For the first time, British scientists were on Monday allowed to carry out research on genetically modified human embryos for better understanding of extremely common infertility and miscarriage problems.
The UK’s fertility regulator, Human Fertilisation and Embryology Authority (HFEA) gave the go-ahead for the controversial experiment to the Francis Crick Institute in London to provide better understanding of the reasons behind miscarriages.
“Miscarriage and infertility are extremely common but they are not very well understood. We believe that this research could improve our understanding of the very earliest stages of human life,” Kathy Niakan, lead scientist of the team, told reporters at a briefing here.

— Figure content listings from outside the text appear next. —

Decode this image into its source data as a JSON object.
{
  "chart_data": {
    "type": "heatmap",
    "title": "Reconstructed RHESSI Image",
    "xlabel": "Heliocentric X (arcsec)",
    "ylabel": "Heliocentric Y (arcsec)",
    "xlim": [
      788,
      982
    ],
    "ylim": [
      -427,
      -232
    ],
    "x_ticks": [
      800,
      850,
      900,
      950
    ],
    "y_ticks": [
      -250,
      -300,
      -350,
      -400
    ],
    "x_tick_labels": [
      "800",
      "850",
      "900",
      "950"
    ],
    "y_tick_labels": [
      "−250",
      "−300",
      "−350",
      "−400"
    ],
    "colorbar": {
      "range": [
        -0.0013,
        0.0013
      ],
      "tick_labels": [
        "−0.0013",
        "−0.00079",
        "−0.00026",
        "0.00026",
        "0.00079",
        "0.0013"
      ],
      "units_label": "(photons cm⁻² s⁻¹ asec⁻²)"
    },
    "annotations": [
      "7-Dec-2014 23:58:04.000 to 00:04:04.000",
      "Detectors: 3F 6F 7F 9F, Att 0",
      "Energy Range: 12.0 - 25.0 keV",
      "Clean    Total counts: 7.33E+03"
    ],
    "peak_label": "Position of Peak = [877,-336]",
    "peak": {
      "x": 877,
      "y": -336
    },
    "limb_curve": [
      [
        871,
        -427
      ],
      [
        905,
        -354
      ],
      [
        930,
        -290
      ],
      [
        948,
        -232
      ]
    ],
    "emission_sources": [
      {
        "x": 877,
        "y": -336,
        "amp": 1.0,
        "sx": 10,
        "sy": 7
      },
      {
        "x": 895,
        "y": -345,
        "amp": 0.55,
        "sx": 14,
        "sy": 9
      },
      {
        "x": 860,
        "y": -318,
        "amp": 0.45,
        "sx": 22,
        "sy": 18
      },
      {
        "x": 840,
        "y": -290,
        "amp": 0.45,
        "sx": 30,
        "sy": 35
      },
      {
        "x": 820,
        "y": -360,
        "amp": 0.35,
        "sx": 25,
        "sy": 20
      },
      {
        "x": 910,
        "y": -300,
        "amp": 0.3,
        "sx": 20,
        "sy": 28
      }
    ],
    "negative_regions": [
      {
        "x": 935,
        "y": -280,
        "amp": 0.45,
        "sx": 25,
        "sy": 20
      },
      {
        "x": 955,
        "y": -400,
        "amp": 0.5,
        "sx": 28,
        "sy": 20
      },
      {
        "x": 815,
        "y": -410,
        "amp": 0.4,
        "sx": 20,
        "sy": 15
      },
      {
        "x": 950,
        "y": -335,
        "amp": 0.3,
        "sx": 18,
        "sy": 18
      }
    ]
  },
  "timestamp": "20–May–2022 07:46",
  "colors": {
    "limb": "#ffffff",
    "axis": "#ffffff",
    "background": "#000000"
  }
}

“If we were to understand the genes, it could really help us improve infertility treatment and provide crucial insights into the causes of miscarriage,” she explained.
Niakan, who has spent a decade researching human development and had applied for the license to HFEA, wants to understand the first seven days of pregnancy when a fertilised egg moves to a structure called a blastocyst, containing 200-300 cells.

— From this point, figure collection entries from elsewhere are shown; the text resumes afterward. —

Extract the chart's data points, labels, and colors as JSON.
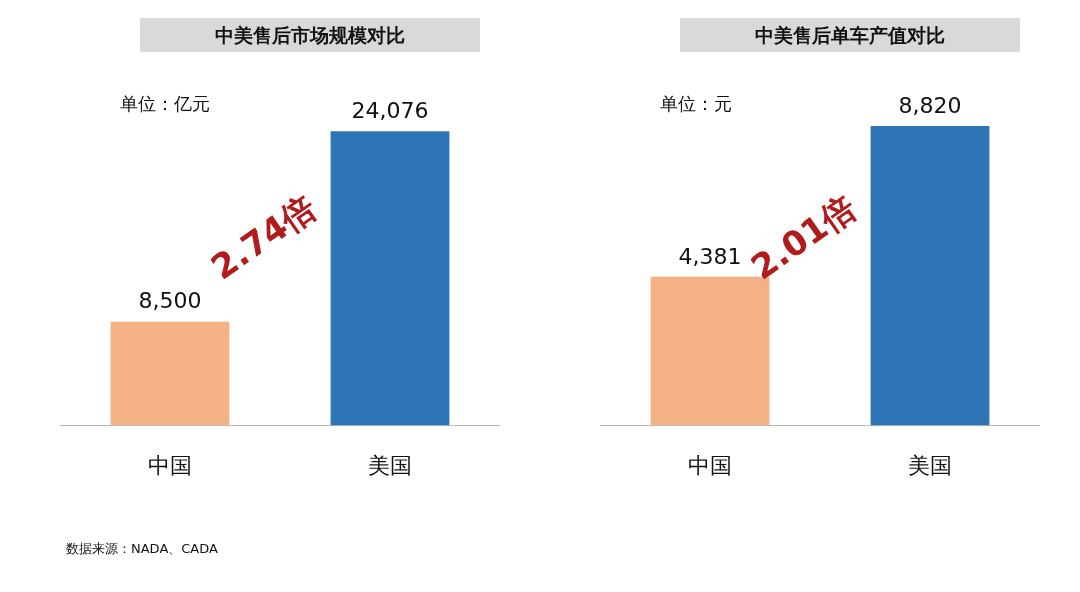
{
  "chart_data": [
    {
      "type": "bar",
      "title": "中美售后市场规模对比",
      "categories": [
        "中国",
        "美国"
      ],
      "values": [
        8500,
        24076
      ],
      "value_labels": [
        "8,500",
        "24,076"
      ],
      "colors": [
        "#f4b183",
        "#2e75b6"
      ],
      "legend": false,
      "grid": false,
      "annotations": [
        "单位：亿元",
        "2.74倍",
        "数据来源：NADA、CADA"
      ]
    },
    {
      "type": "bar",
      "title": "中美售后单车产值对比",
      "categories": [
        "中国",
        "美国"
      ],
      "values": [
        4381,
        8820
      ],
      "value_labels": [
        "4,381",
        "8,820"
      ],
      "colors": [
        "#f4b183",
        "#2e75b6"
      ],
      "legend": false,
      "grid": false,
      "annotations": [
        "单位：元",
        "2.01倍"
      ]
    }
  ]
}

Out of every 100 fertilised eggs, fewer than 50 reach the early blastocyst stage, 25 implant into the womb and only 13 develop beyond three months.

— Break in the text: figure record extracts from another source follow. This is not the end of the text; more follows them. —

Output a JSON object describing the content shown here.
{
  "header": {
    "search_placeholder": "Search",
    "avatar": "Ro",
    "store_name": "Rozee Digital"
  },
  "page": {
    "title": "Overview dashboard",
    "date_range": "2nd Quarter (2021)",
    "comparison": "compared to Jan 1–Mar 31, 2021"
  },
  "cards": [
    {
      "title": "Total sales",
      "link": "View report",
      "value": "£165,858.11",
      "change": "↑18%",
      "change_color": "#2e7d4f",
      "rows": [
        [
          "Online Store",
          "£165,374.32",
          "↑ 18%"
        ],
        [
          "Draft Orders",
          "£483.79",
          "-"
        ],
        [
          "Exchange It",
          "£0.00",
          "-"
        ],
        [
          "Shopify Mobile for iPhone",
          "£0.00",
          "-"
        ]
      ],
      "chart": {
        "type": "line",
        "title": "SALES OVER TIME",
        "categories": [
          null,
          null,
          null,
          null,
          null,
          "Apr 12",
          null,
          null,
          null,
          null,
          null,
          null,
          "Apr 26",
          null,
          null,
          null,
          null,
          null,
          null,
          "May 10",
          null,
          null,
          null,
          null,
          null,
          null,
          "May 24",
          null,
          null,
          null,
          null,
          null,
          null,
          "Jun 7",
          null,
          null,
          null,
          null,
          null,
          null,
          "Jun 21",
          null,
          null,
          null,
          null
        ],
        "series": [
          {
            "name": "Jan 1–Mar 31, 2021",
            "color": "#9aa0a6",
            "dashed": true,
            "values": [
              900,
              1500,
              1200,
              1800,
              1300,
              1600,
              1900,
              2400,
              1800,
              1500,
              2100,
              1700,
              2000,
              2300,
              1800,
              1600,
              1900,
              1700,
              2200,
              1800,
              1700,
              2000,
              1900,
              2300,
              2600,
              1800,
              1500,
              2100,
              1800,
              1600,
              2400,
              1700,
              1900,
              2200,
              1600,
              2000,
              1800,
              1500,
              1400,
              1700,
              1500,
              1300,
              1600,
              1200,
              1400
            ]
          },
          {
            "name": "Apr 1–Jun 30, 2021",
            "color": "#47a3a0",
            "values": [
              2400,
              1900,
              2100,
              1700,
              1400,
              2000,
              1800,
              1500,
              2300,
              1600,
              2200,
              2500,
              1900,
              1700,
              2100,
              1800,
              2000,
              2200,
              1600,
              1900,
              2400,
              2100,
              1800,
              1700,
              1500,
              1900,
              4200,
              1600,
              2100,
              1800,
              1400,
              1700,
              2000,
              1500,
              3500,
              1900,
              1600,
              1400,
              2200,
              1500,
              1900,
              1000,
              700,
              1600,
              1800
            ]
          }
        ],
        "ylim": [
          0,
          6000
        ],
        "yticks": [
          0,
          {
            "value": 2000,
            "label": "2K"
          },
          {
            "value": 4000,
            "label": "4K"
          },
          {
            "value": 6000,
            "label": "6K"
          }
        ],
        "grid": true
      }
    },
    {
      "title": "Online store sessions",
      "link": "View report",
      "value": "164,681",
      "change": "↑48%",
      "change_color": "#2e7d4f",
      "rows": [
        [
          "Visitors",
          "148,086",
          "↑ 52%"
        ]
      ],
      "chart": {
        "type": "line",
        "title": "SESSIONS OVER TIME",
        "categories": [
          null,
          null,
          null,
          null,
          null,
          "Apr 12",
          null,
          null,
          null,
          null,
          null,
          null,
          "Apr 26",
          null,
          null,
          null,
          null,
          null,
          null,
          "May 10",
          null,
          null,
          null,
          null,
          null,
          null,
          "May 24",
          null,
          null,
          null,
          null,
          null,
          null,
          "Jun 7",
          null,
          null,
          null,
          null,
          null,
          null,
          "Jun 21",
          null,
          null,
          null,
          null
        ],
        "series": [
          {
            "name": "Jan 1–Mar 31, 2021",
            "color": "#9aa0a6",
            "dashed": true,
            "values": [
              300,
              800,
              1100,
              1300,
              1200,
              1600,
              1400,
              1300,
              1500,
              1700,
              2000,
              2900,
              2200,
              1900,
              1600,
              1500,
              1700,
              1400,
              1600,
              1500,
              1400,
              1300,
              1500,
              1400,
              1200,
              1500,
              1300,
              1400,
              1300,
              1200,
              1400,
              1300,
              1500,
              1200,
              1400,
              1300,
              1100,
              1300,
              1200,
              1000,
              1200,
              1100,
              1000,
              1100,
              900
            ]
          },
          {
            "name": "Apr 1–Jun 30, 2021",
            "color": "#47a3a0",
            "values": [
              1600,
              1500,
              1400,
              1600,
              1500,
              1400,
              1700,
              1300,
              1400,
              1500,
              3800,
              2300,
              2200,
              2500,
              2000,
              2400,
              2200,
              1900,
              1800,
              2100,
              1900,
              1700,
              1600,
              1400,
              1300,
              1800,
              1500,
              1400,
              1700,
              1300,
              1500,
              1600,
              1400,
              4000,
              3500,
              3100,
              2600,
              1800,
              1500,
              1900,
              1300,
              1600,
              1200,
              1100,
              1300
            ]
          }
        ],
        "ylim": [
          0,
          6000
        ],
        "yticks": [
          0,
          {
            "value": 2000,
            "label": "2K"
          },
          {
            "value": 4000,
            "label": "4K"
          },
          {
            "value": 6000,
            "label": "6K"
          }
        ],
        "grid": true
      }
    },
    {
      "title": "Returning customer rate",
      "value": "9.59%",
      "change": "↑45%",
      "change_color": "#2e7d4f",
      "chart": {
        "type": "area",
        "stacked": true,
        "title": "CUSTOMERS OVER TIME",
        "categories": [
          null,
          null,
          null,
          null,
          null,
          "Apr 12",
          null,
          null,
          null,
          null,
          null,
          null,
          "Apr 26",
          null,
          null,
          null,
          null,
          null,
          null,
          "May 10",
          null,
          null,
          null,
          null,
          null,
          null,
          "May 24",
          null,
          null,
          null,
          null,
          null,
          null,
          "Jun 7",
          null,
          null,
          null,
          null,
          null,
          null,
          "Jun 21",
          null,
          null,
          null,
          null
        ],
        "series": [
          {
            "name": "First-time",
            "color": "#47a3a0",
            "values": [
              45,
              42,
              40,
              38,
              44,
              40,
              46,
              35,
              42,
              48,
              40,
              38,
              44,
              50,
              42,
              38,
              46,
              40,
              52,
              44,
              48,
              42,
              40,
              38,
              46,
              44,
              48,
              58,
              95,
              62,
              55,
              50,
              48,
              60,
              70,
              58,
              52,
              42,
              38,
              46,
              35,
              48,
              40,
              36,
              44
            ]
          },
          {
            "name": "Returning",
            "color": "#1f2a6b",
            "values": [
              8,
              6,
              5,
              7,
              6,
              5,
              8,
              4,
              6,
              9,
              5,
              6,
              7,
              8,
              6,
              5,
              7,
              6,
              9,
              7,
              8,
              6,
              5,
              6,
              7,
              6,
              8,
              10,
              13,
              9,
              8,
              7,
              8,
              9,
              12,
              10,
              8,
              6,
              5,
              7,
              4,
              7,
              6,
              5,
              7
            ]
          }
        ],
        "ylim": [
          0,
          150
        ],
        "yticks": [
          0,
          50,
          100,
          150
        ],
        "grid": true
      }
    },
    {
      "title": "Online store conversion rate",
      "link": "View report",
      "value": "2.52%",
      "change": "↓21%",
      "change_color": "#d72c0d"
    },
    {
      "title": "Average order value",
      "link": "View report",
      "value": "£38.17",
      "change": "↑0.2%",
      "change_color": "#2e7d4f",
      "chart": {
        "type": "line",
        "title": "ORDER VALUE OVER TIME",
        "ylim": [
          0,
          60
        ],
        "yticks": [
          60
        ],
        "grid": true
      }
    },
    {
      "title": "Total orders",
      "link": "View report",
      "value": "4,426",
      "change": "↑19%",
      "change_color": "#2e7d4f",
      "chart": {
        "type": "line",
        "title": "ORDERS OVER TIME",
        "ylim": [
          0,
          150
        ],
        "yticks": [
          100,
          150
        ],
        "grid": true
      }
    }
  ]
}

Niakan’s experiment will take place in these early days after fertilisation to understand how a human embryo develops.
It will remain illegal for the team to implant the embryos into a woman.
“I am delighted that the HFEA has approved Niakan’s application. Dr Niakan’s proposed research is important for understanding how a healthy human embryo develops and will enhance our understanding of IVF success rates, by looking at the very earliest stage of human development – one to seven days,” said Paul Nurse, director of the institute.
The team at Francis Crick are already in talks with fertility clinics across the UK to use their spare embryos for research and the experiments can start by next month.
“Our Licence Committee has approved an application from Dr Kathy Niakan of the Francis Crick Institute to renew her laboratory’s research licence to include gene editing of embryos,” a spokesperson for the HFEA said.
“The committee has added a condition to the licence that no research using gene editing may take place until the research has received research ethics approval. As with all embryos used in research, it is illegal to transfer them to a woman for treatment,” the spokesperson added.
This marks only the second time such an experiment will take place in the world, the first was announced in April last year by scientists in China who carried out gene editing in human embryos to correct a gene that causes a blood disorder.